Его привлекла секция продвинутой трансфигурации. Элайджа вообще питал к этой части магического искусства весьма трепетные чувства, считая, что превращение одного предмета в другой это та самая особая наука, не подвластная никому, кроме природы и, собственно, волшебников. Снизу он мог видеть только первые три полки, дальше ни его роста, ни света палочки уже не хватало, и названия фолиантов тонули в темноте библиотеки. Стараясь быть бесшумным, как мышь, Элджей осторожно придвинул лестницу к шкафу, поднявшись на несколько ступенек. Некоторые из книг приходилось выдвигать, чтобы разобрать, что написано на обложке, другие были прикованы к полкам тяжелыми цепями. В конце концов, его взгляд зацепился за один из потертых корешков. Фолианту было, по меньшей мере, лет двести, по крайней мере, страницы его едва ли не рассыпались в руках, и приходилось быть максимально аккуратным, чтобы случайно не вырвать одну из них. На обложке выцветшими чернилами было написано: «Истоки трансфигурации в проклятьях древности». Сочетание слов «истоки» и «проклятья» особенно нравилось Элджею. Он готов был всю ночь простоять на лестнице, вчитываясь в мелкие, едва различимые строчки.
– Аларте Аскендаре!
Элайджу будто подбросило вверх потоком воздуха. Подлетев еще на полметра, он не сумел уцепиться за лестницу и грохнулся на пол, хорошенько приложившись копчиком. Книга, которую он держал в руках, на капли не пострадала, попросту зависнув в воздухе, а после медленно вернувшись на свою полку. Элджей потирал ладонью затылок – не то чтобы он умудрился разбить голову, но при падении весьма неудачно ударился и теперь не совсем понимал, где конкретно и что у него болит. Он даже не сразу осознал, что случилось, пока чья-то рука не схватила его за ворот мантии и не вытащила из под крохотного купола защитной магии.

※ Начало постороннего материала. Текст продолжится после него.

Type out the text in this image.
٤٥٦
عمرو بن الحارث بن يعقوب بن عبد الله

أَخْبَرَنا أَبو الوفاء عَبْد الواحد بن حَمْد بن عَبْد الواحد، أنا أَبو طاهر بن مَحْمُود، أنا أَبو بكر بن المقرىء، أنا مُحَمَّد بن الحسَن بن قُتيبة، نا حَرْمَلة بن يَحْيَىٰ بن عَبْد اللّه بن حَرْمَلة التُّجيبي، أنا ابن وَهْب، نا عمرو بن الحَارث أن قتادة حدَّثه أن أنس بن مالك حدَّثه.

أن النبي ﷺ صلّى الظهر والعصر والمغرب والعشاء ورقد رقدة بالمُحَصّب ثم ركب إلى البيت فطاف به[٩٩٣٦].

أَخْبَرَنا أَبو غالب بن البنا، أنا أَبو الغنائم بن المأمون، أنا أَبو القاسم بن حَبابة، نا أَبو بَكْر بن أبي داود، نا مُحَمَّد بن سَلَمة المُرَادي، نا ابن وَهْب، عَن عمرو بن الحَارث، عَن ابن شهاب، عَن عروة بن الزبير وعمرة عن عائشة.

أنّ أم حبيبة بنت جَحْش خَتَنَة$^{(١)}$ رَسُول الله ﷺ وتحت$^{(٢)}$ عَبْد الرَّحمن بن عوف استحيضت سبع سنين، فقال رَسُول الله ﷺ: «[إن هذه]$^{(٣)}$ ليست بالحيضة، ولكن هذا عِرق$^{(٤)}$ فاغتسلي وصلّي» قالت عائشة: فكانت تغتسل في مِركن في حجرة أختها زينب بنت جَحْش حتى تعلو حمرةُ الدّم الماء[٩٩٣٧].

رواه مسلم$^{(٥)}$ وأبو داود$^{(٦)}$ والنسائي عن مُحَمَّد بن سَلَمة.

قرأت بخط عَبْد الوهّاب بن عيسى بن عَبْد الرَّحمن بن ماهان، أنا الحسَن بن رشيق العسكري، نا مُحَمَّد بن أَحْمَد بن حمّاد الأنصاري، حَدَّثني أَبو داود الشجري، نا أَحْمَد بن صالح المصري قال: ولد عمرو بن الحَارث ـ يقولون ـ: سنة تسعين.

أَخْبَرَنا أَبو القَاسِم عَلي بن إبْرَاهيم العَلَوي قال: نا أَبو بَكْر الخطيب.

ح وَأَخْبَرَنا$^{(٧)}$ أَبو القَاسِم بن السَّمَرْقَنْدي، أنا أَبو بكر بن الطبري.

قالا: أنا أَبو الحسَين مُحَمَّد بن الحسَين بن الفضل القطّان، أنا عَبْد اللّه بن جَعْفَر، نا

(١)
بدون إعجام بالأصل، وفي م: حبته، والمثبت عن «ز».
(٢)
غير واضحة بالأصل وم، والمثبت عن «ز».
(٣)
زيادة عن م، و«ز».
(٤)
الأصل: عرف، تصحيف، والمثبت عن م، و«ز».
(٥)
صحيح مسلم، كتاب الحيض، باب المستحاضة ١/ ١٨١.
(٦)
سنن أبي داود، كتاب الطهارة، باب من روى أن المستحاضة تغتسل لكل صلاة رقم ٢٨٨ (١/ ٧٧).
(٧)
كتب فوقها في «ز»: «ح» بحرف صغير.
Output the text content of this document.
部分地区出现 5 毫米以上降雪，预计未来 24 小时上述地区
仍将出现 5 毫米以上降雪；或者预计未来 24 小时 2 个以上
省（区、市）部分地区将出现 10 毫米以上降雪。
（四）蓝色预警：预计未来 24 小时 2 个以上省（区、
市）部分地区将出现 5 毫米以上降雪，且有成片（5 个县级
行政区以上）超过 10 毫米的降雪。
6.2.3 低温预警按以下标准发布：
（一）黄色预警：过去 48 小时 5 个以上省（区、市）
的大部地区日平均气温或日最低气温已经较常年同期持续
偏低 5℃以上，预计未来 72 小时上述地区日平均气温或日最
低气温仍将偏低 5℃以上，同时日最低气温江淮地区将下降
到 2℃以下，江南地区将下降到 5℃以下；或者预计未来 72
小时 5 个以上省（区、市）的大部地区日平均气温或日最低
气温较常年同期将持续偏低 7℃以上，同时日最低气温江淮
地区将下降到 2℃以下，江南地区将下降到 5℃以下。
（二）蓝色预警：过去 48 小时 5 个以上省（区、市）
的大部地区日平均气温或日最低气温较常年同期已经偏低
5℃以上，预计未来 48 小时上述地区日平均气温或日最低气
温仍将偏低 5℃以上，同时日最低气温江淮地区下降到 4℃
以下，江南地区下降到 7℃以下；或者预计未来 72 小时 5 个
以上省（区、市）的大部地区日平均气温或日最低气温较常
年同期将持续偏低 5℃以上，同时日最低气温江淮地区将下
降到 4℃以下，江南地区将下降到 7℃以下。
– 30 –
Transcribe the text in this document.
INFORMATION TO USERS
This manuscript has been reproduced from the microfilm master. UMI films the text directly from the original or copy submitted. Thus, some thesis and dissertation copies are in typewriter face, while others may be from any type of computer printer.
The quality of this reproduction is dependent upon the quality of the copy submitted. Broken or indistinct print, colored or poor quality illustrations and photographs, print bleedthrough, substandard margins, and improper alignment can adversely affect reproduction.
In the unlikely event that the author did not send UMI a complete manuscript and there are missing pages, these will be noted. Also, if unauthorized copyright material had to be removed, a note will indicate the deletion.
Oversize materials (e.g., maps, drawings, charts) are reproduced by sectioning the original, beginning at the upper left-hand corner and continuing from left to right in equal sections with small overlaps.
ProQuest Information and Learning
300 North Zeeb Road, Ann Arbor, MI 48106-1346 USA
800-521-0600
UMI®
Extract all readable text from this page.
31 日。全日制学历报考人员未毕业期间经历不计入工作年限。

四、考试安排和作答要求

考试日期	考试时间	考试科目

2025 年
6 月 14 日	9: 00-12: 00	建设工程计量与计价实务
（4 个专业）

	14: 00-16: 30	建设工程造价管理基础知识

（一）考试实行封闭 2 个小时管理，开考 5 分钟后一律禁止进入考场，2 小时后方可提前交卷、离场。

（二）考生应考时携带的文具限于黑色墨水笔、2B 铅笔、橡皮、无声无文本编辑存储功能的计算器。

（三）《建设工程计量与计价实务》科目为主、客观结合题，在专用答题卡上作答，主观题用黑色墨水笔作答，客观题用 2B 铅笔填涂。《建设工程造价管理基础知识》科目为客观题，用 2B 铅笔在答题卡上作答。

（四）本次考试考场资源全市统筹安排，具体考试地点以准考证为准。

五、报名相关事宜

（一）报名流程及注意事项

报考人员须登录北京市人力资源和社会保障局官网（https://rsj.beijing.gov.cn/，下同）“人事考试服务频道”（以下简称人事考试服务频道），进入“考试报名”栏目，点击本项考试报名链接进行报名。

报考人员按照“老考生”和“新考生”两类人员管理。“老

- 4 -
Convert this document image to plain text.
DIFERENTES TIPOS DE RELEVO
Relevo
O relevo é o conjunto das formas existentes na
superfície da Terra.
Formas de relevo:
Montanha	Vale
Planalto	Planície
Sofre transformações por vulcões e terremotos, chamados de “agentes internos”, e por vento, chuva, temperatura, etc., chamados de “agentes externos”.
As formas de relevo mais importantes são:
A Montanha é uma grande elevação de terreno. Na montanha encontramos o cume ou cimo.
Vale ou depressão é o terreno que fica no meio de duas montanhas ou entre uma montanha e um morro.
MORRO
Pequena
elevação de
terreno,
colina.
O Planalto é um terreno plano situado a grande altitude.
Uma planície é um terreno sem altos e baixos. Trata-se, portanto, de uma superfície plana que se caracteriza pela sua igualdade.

– Мерлиновы кальсоны! Камски, почему именно ты?!
Элайджа кое-как поднялся на ноги, не без помощи твердой руки Андерсона, стоящего теперь рядом с видом сурового тюремного надзирателя. Было даже не совсем обидно. Нет, само собой, обидно, конечно, раз он сумел сюда добраться, и провалился в самый последний момент, но при всем этом Элджей понимал – обставить профессора Андерсона ему пока было не по зубам.
– Минус пятьдесят очков Равенкло за твою выходку! – бушевал тем временем Андерсон. – Я же сказал, секция запретная! У тебя мания на слово «запретная», Камски?
«Хуяния» – хмуро подумал Элджей.
– Простите, профессор, – вслух проговорил он, глядя в пол и совершенно не чувствуя за собой никакой вины в этот момент.
– Вот так запросто взять и простить?! – горько усмехнулся Андерсон. – Во-первых, твой отец будет счастлив получить письмо по поводу твоего поведения. Во-вторых, чистка уток в больничном крыле...
– За что ты с ним так строго, Хэнк, мальчик всего лишь интересуется литературой.
Элджей оторопело перевел взгляд. Профессор Андерсон был не один. Возле дальнего шкафа, задумчиво заложив руки за спину, стоял Манфред, из-под лиловой мантии которого виднелись шелковые пижамные штаны. Глаза у него также блестели теми самым шальными огоньками и будто улыбались Элайдже, говоря: «неужели ты думал, что это так просто сойдет тебе с рук?».
– Это еще не строго, – буркнул в ответ Андерсон. – То ли я не знаю, что ты делаешь со своими студентами за провинности, Карл.
– Мистер Камски проявил чрезвычайное любопытство, – все также загадочно улыбаясь произнес Манфред. – Все мы время от времени нарушаем школьные правила. Разве они не для этого созданы?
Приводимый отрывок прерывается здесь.